It's Chrome OS' turn for the Google Now upgrade

Google has been increasingly pushing its Google Now virtual assistant and its "cards" convention across its different services and apps. The last one to get card-y was YouTube, where the cards will replace the older popups that relay additional information about videos. Now Google is teasing the next product to get a Google Now makeover, one that is probably long overdue anyway. The beta channel of its Chrome operating system has just gotten a new "Chrome Launcher 2.0", and the most outstanding feature is the presence of Google Now.

Instead of the "Classic" launcher that mimics a sort of Start menu, except with the icons arranged in a grid, the new 2.0 version puts a windows right in the middle of the screen with Google search front and center. To some extent, this mimics the behavior you'd see when you launch a new Chrome web browser tab, depending on your settings, of course. What is noticeable, however, is the card peeking below, which is a Google Now card familiar to those who have used the Google Search app on Android. It presents users with timely and relevant information given the user's preferences and browsing habits.

Given how Google Now has become central to Google's search experience, especially on its own platform like Android, one can perhaps wonder why it took them this long to incorporate this smart assistant into Chrome OS. Perhaps, the "inspiration" for this move is Cortana's upcoming prevalence in Windows 10. Microsoft's own virtual assistant will feature on the desktop as well as integrated into the new Spartan browser.

Some Chrome OS old timers might be a bit wary of these changes. The classic launcher allowed them to get to their list of apps quickly. The Launcher 2.0 seems to only present a curated list of frequently used apps, with a button to show all other apps. That said, Users who would want to have quick access to apps will most likely have those pinned to the panel anyway. There is no mention of an option to return to the old launcher.

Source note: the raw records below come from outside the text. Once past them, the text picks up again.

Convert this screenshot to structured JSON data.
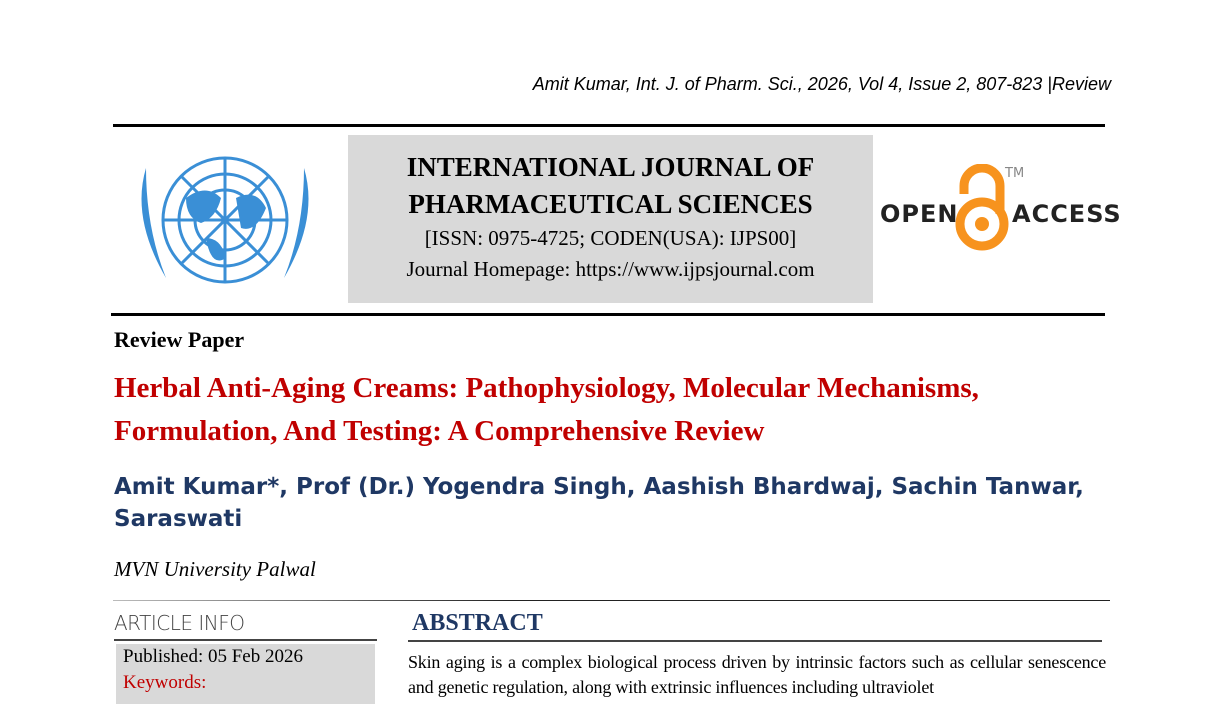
{
  "header": {
    "citation": "Amit Kumar, Int. J. of Pharm. Sci., 2026, Vol 4, Issue 2, 807-823 |Review"
  },
  "journal": {
    "title_line1": "INTERNATIONAL JOURNAL OF",
    "title_line2": "PHARMACEUTICAL SCIENCES",
    "issn": "[ISSN: 0975-4725; CODEN(USA): IJPS00]",
    "homepage": "Journal Homepage: https://www.ijpsjournal.com",
    "logo": "un-emblem-logo"
  },
  "open_access": {
    "word1": "OPEN",
    "word2": "ACCESS",
    "tm": "TM",
    "color": "#f7931e"
  },
  "paper": {
    "type": "Review Paper",
    "title": "Herbal Anti-Aging Creams: Pathophysiology, Molecular Mechanisms, Formulation, And Testing: A Comprehensive Review",
    "authors": "Amit Kumar*, Prof (Dr.) Yogendra Singh, Aashish Bhardwaj, Sachin Tanwar, Saraswati",
    "affiliation": "MVN University Palwal"
  },
  "article_info": {
    "heading": "ARTICLE INFO",
    "published": "Published:  05 Feb 2026",
    "keywords_label": "Keywords:"
  },
  "abstract": {
    "heading": "ABSTRACT",
    "text": "Skin aging is a complex biological process driven by intrinsic factors such as cellular senescence and genetic regulation, along with extrinsic influences including ultraviolet"
  },
  "colors": {
    "title_red": "#c00000",
    "navy": "#1f3864",
    "box_gray": "#d9d9d9"
  }
}
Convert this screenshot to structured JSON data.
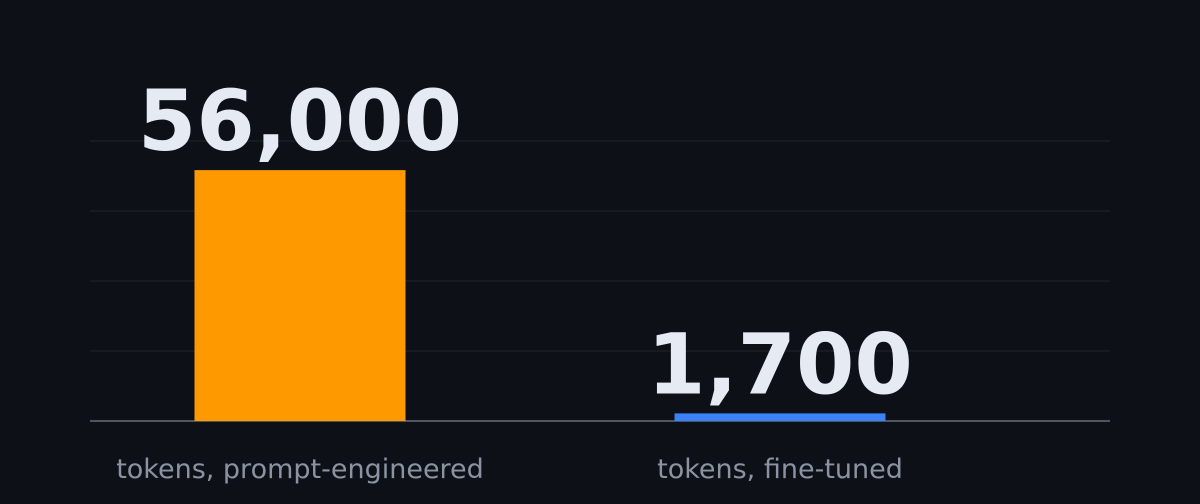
{
  "chart_data": {
    "type": "bar",
    "categories": [
      "tokens, prompt-engineered",
      "tokens, fine-tuned"
    ],
    "values": [
      56000,
      1700
    ],
    "value_labels": [
      "56,000",
      "1,700"
    ],
    "colors": [
      "#ff9900",
      "#3b82f6"
    ],
    "ylim": [
      0,
      62500
    ],
    "yticks": [
      0,
      15625,
      31250,
      46875,
      62500
    ],
    "grid": true
  }
}
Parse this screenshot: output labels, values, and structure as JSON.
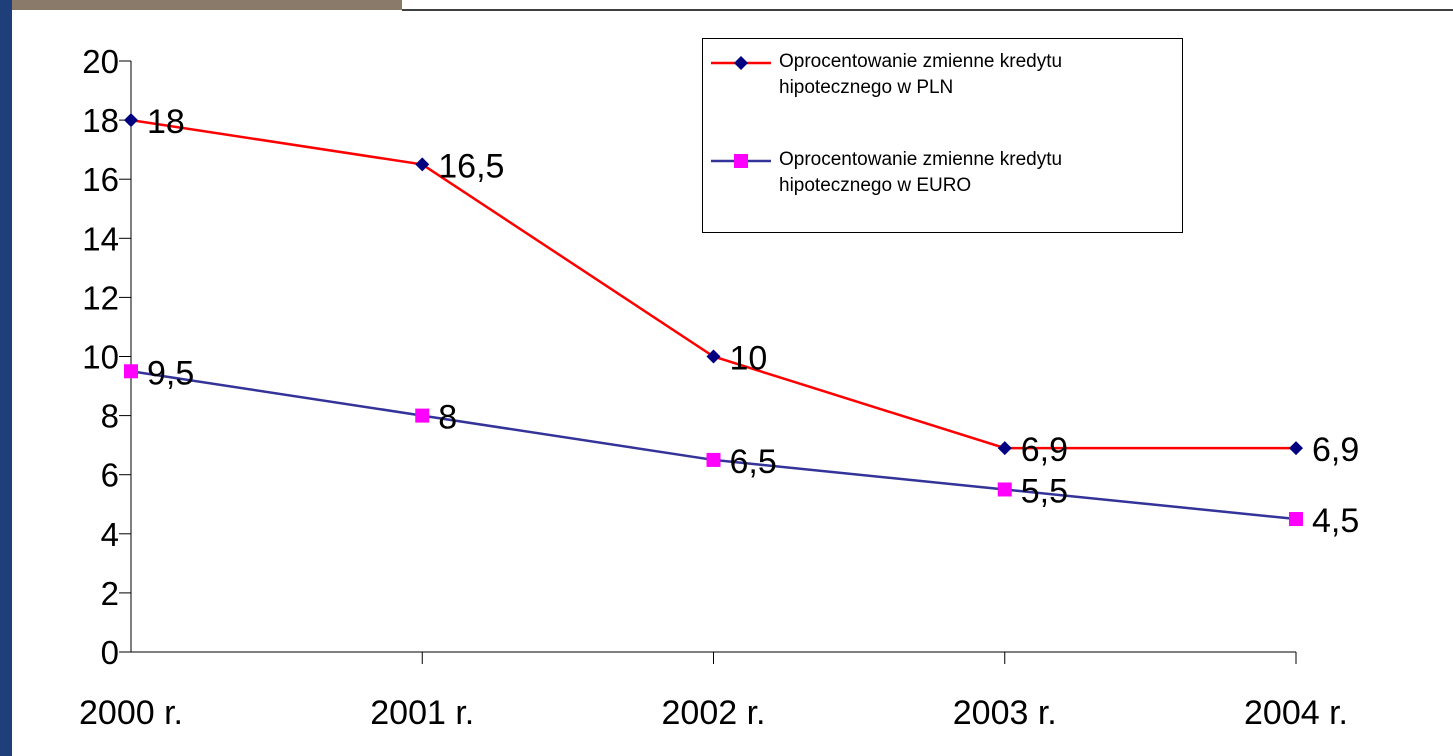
{
  "chart_data": {
    "type": "line",
    "categories": [
      "2000 r.",
      "2001 r.",
      "2002 r.",
      "2003 r.",
      "2004 r."
    ],
    "series": [
      {
        "name": "Oprocentowanie zmienne kredytu hipotecznego w PLN",
        "color": "#ff0000",
        "marker_color": "#000080",
        "marker": "diamond",
        "values": [
          18,
          16.5,
          10,
          6.9,
          6.9
        ],
        "value_labels": [
          "18",
          "16,5",
          "10",
          "6,9",
          "6,9"
        ]
      },
      {
        "name": "Oprocentowanie zmienne kredytu hipotecznego w EURO",
        "color": "#333399",
        "marker_color": "#ff00ff",
        "marker": "square",
        "values": [
          9.5,
          8,
          6.5,
          5.5,
          4.5
        ],
        "value_labels": [
          "9,5",
          "8",
          "6,5",
          "5,5",
          "4,5"
        ]
      }
    ],
    "ylim": [
      0,
      20
    ],
    "yticks": [
      0,
      2,
      4,
      6,
      8,
      10,
      12,
      14,
      16,
      18,
      20
    ],
    "grid": false,
    "legend": "top-right"
  }
}
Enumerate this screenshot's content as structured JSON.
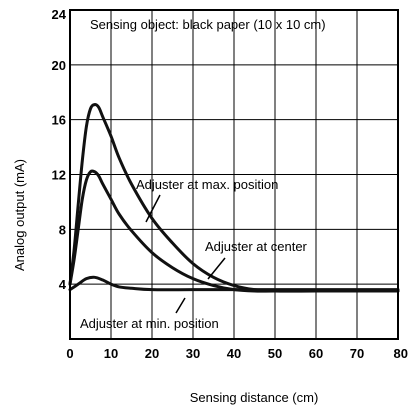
{
  "chart_data": {
    "type": "line",
    "title": "",
    "xlabel": "Sensing distance (cm)",
    "ylabel": "Analog output (mA)",
    "xlim": [
      0,
      80
    ],
    "ylim": [
      0,
      24
    ],
    "xticks": [
      "0",
      "10",
      "20",
      "30",
      "40",
      "50",
      "60",
      "70",
      "80"
    ],
    "yticks": [
      "4",
      "8",
      "12",
      "16",
      "20",
      "24"
    ],
    "grid": true,
    "annotation_top": "Sensing object: black paper (10 x 10 cm)",
    "annotations": [
      {
        "text": "Adjuster at max. position",
        "series": 0
      },
      {
        "text": "Adjuster at center",
        "series": 1
      },
      {
        "text": "Adjuster at min. position",
        "series": 2
      }
    ],
    "series": [
      {
        "name": "Adjuster at max. position",
        "x": [
          0,
          1,
          2,
          3,
          4,
          5,
          6,
          7,
          8,
          10,
          12,
          15,
          20,
          25,
          30,
          35,
          40,
          45,
          50,
          60,
          70,
          80
        ],
        "y": [
          4.0,
          6.5,
          9.8,
          13.0,
          15.5,
          16.8,
          17.1,
          16.9,
          16.2,
          14.8,
          13.2,
          11.3,
          8.8,
          7.0,
          5.5,
          4.5,
          3.9,
          3.6,
          3.5,
          3.5,
          3.5,
          3.5
        ]
      },
      {
        "name": "Adjuster at center",
        "x": [
          0,
          1,
          2,
          3,
          4,
          5,
          6,
          7,
          8,
          10,
          12,
          15,
          20,
          25,
          30,
          35,
          40,
          45,
          50,
          60,
          70,
          80
        ],
        "y": [
          4.0,
          5.8,
          8.0,
          10.2,
          11.6,
          12.2,
          12.2,
          11.9,
          11.3,
          10.2,
          9.1,
          7.9,
          6.3,
          5.2,
          4.4,
          3.9,
          3.6,
          3.5,
          3.5,
          3.5,
          3.5,
          3.5
        ]
      },
      {
        "name": "Adjuster at min. position",
        "x": [
          0,
          2,
          4,
          6,
          8,
          10,
          12,
          15,
          20,
          30,
          40,
          50,
          60,
          70,
          80
        ],
        "y": [
          3.6,
          4.0,
          4.4,
          4.5,
          4.3,
          4.0,
          3.8,
          3.7,
          3.6,
          3.6,
          3.6,
          3.6,
          3.6,
          3.6,
          3.6
        ]
      }
    ]
  }
}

Naturally, that's not the only new feature in the latest Beta update for Chrome OS. The Chromebook platform has finally gotten support for extracting password-protected ZIP files. It now also supports automatic changing of timezones, handy for frequent travelers. Chrome OS is also starting its trek towards Material Design, starting with the Files app. Curious users should be aware that the Beta channel is, well, not completely stable. Although you can switch back and forth between Beta and Stable, doing so will require deleting all local data on the Chromebook.